US Trade Officials Meet Auto Executives
US Trade Officials Meet Auto Executives

US Trade Officials Meet Auto Executives

US Trade Officials Meet Auto Executives

US trade officials met with auto industry executives in Washington on Tuesday, three sources said, as talks to renegotiate the North American Free Trade Agreement try to make progress on a major sticking point around vehicle production.
The US negotiator handling ‘rules of origin’ for automobiles, Jason Bernstein, unexpectedly returned to Washington for consultations soon after the seventh round of NAFTA talks between the United States, Mexico and Canada began in Mexico City on Sunday, Reuters reported.
Three people familiar with the matter said representatives from the office of US Trade Representative Robert Lighthizer would hold separate meetings with executives from Ford and General Motors later in the day.
Ford said in a statement it had an ongoing dialogue about the importance of NAFTA with the government, with an emphasis on enforceable rules prohibiting currency manipulation.
A GM spokesman said: “These regular meetings with USTR happen in the context of any major trade agreement to assure that GM’s point of view is heard.”
The GM meeting lasted less than an hour and was a routine meeting that did not discuss any major breakthroughs or policy changes, according to one of the sources, who was briefed on the meetings.
Time is running out to agree a new NAFTA before a Mexican presidential vote and US mid-term congressional elections later this year. The administration of US President Donald Trump has put forward an aggressive set of proposals that are complicating progress.
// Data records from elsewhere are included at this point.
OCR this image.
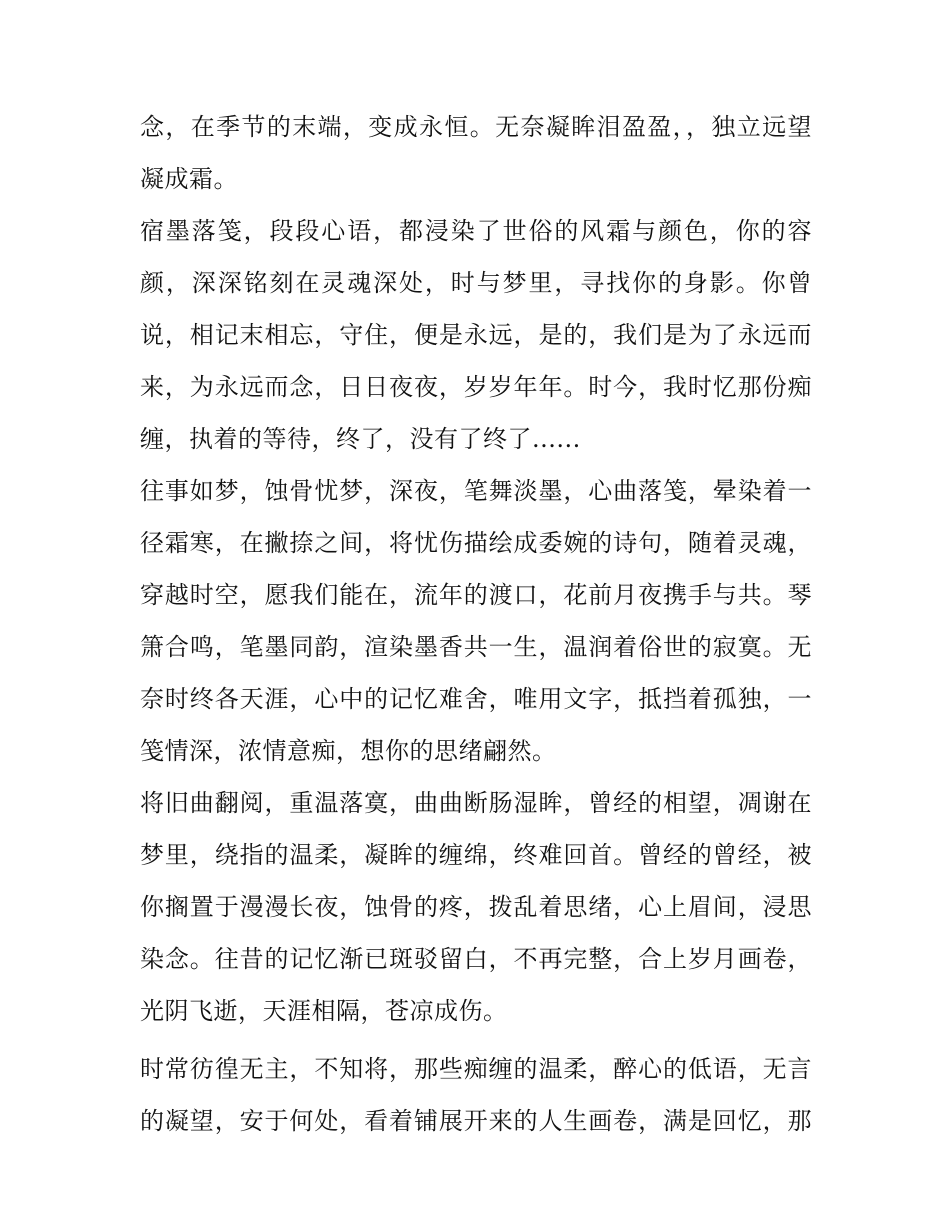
念，在季节的末端，变成永恒。无奈凝眸泪盈盈，，独立远望
凝成霜。
宿墨落笺，段段心语，都浸染了世俗的风霜与颜色，你的容
颜，深深铭刻在灵魂深处，时与梦里，寻找你的身影。你曾
说，相记末相忘，守住，便是永远，是的，我们是为了永远而
来，为永远而念，日日夜夜，岁岁年年。时今，我时忆那份痴
缠，执着的等待，终了，没有了终了......
往事如梦，蚀骨忧梦，深夜，笔舞淡墨，心曲落笺，晕染着一
径霜寒，在撇捺之间，将忧伤描绘成委婉的诗句，随着灵魂，
穿越时空，愿我们能在，流年的渡口，花前月夜携手与共。琴
箫合鸣，笔墨同韵，渲染墨香共一生，温润着俗世的寂寞。无
奈时终各天涯，心中的记忆难舍，唯用文字，抵挡着孤独，一
笺情深，浓情意痴，想你的思绪翩然。
将旧曲翻阅，重温落寞，曲曲断肠湿眸，曾经的相望，凋谢在
梦里，绕指的温柔，凝眸的缠绵，终难回首。曾经的曾经，被
你搁置于漫漫长夜，蚀骨的疼，拨乱着思绪，心上眉间，浸思
染念。往昔的记忆渐已斑驳留白，不再完整，合上岁月画卷，
光阴飞逝，天涯相隔，苍凉成伤。
时常彷徨无主，不知将，那些痴缠的温柔，醉心的低语，无言
的凝望，安于何处，看着铺展开来的人生画卷，满是回忆，那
Among those proposals is a demand that seeks to guarantee that the United States gets more of the world’s auto business by ensuring that more of the finished product is produced in North America.
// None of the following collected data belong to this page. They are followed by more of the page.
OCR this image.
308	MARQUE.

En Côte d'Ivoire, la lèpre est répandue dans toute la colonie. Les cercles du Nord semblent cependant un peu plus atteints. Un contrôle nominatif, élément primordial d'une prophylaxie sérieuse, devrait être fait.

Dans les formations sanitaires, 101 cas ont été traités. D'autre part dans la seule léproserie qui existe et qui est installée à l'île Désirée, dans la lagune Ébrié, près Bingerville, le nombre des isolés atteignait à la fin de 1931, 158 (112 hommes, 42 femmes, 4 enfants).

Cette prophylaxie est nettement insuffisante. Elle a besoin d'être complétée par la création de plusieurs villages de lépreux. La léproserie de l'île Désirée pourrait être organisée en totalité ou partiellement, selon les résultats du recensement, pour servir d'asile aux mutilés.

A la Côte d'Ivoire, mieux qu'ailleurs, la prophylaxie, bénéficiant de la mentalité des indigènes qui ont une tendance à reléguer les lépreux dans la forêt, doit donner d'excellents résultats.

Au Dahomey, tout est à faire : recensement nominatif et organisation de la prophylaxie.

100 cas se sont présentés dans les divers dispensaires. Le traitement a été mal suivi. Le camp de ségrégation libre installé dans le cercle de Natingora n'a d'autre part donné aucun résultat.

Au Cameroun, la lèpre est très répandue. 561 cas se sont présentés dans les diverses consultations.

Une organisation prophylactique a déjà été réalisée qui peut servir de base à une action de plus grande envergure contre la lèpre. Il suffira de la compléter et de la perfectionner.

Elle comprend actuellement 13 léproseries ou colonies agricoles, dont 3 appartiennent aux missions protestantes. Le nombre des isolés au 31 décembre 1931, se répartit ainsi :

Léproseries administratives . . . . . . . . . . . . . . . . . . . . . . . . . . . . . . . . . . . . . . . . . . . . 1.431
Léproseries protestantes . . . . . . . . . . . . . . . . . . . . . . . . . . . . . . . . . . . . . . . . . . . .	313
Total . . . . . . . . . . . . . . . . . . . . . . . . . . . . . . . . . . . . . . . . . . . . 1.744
Officials have said they do not expect a major breakthrough on the auto issue during the current round of talks, though some in attendance were encouraged by the signs of greater US discussion of rules of origin—even if that part of the round is now on hold while Bernstein is in Washington.
Kenneth Smith, Mexico’s chief NAFTA negotiator, said he hoped Bernstein would quickly return to Mexico City, where rules of origin discussions were meant to last from Sunday to Tuesday.
Smith said there had been “a lot of progress” on other NAFTA chapters involving telecommunications, digital commerce, technical barriers to trade and regulatory practices.